In that this notion of infinitude is its object, it is thus a consciousness of the distinction as one which at the same time is at once cancelled. Consciousness is for itself and on its own account, it is a distinguishing of what is undistinguished, it is Self-consciousness. I distinguish myself from myself; and therein I am immediately aware that this factor distinguished from me is not distinguished. I, the selfsame being, thrust myself away from myself; but this which is distinguished, which is set up as unlike me, is immediately on its being distinguished no distinction for me. Consciousness of an other, of an object in general, is indeed itself necessarily self-consciousness, reflectedness into self, consciousness of self in its otherness.
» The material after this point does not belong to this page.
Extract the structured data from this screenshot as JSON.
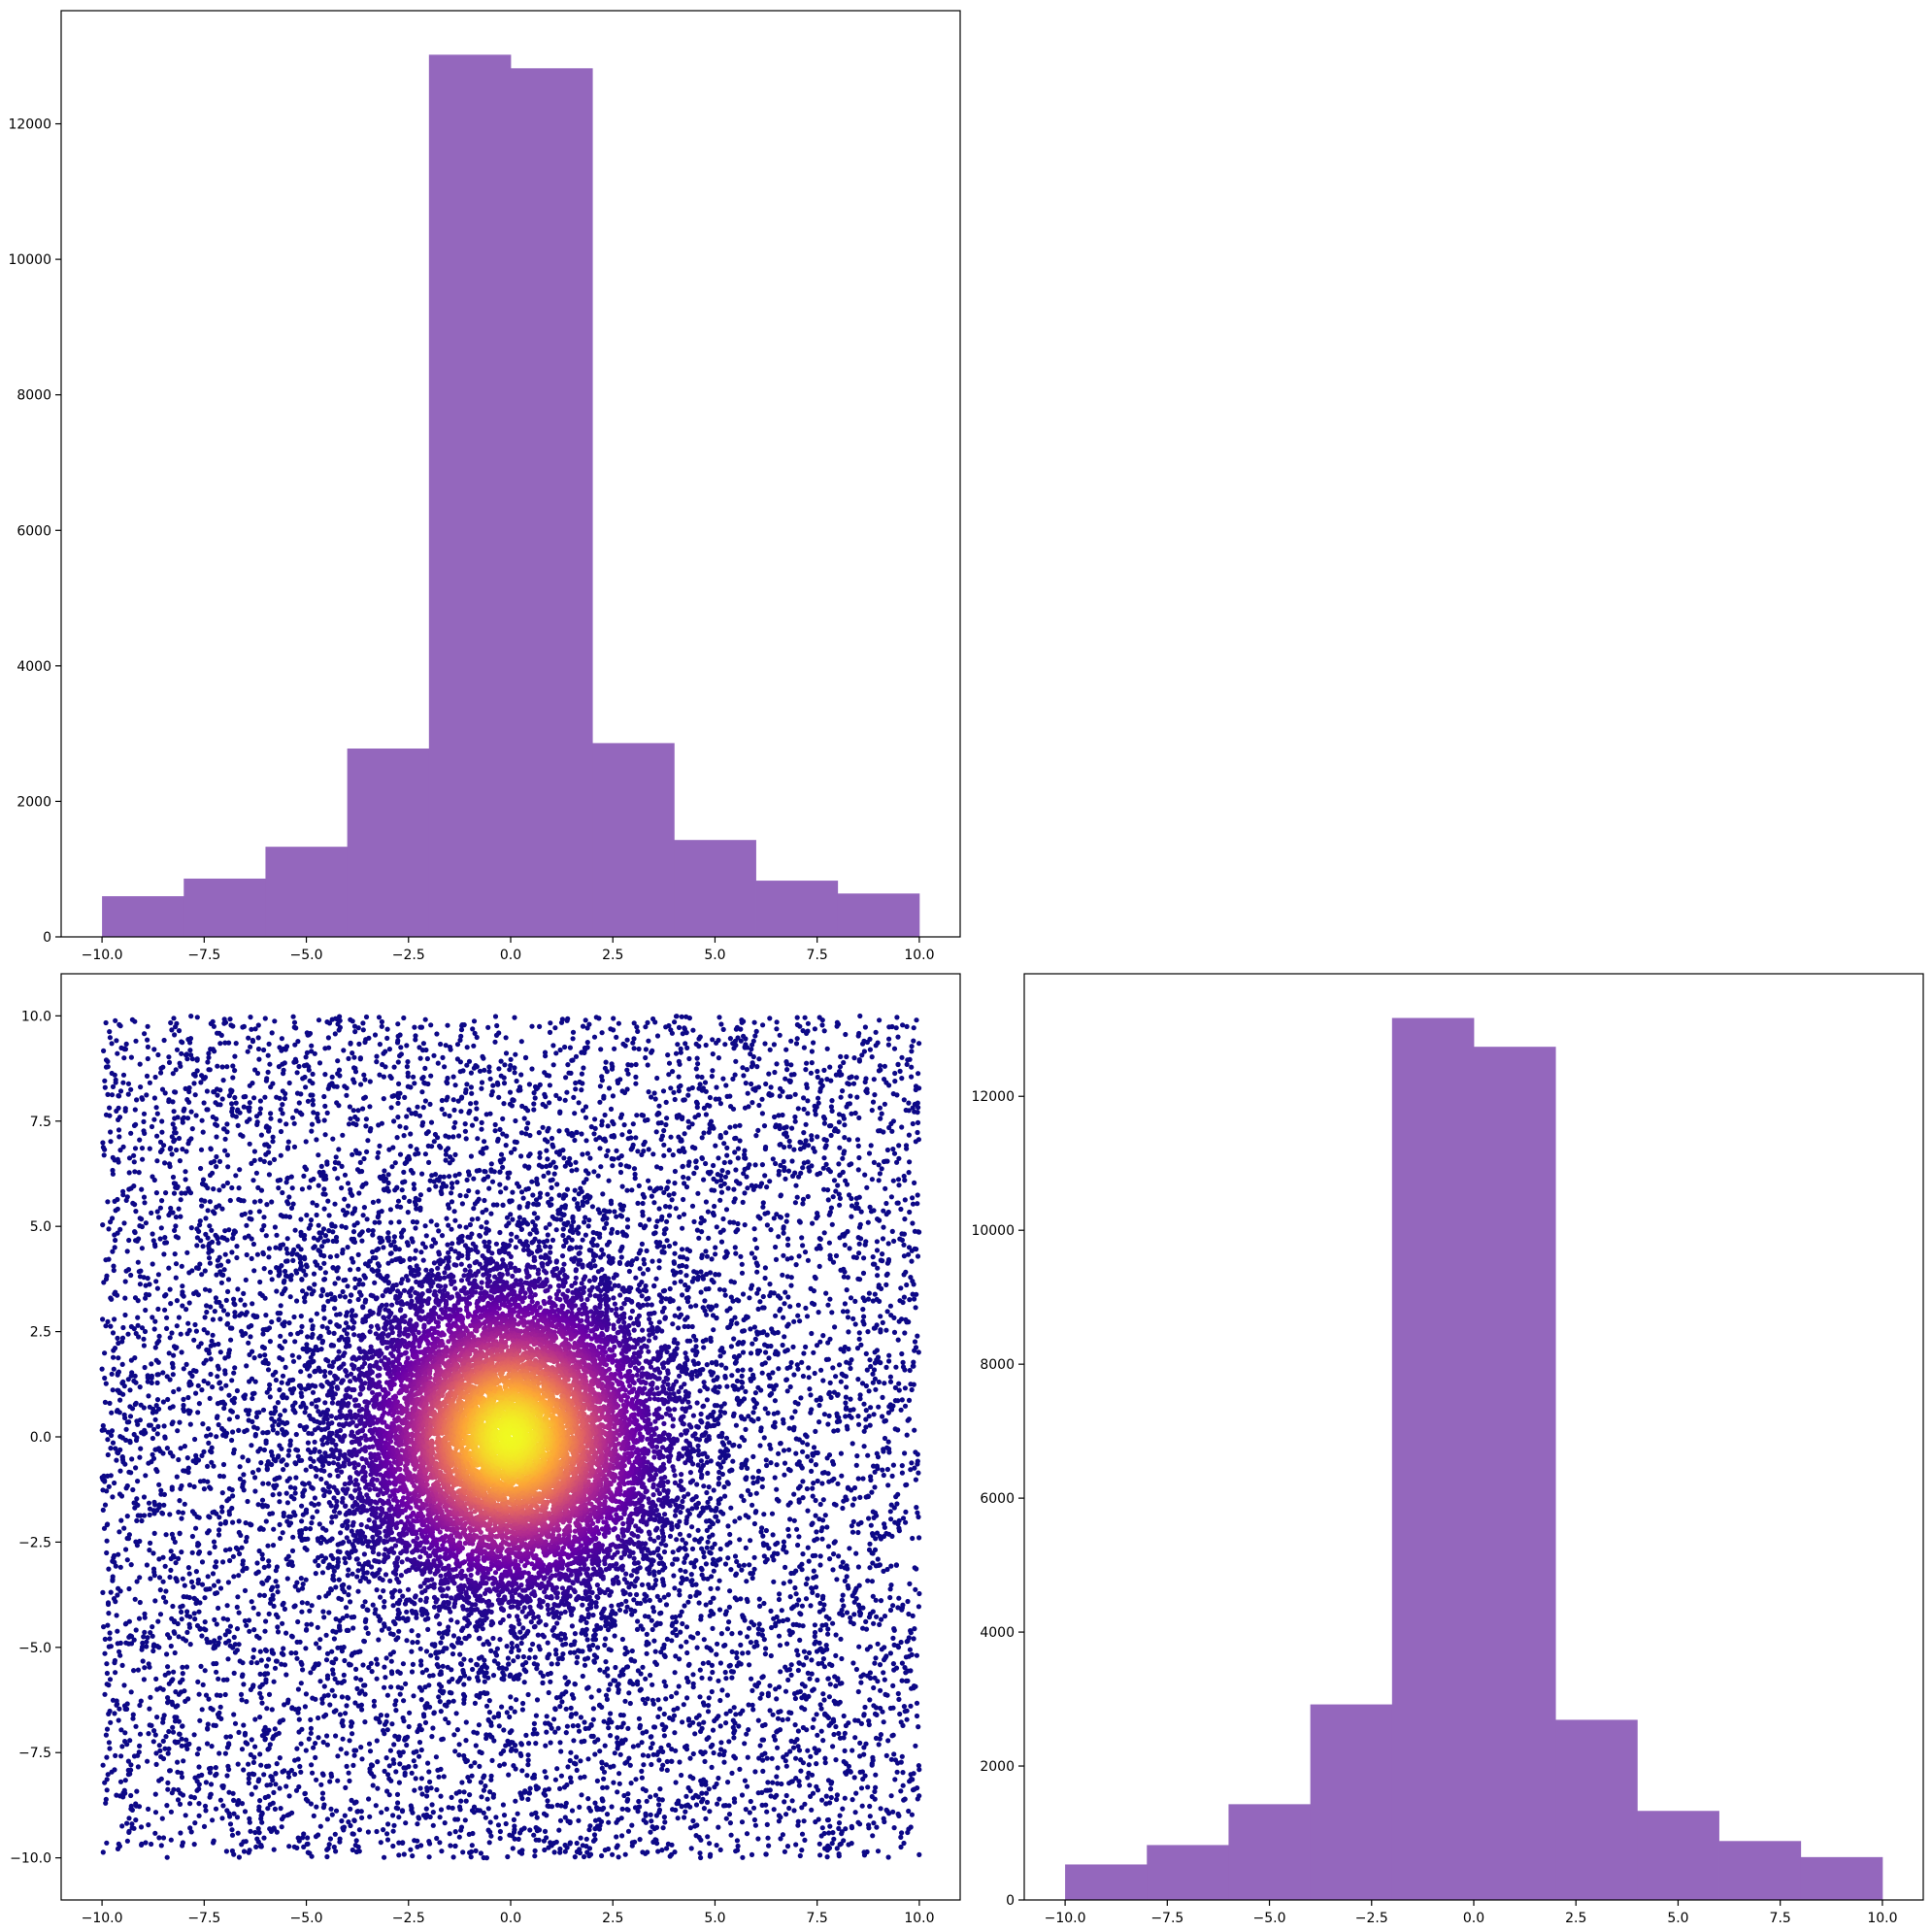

The necessary advance from the previous attitudes of consciousness, which found their true content to be a thing, something other than themselves, brings to light this very fact that not merely is consciousness of a thing only possible for a self-consciousness, but that this self-consciousness alone is the truth of those attitudes. But it is only for us (who trace this process] that this truth is actually present; it is not yet so for the consciousness immersed in the experience. Self-consciousness has in the first instance become a specific reality on its own account ( für sich ), has come into being for itself; it is not yet in the form of unity with consciousness in general.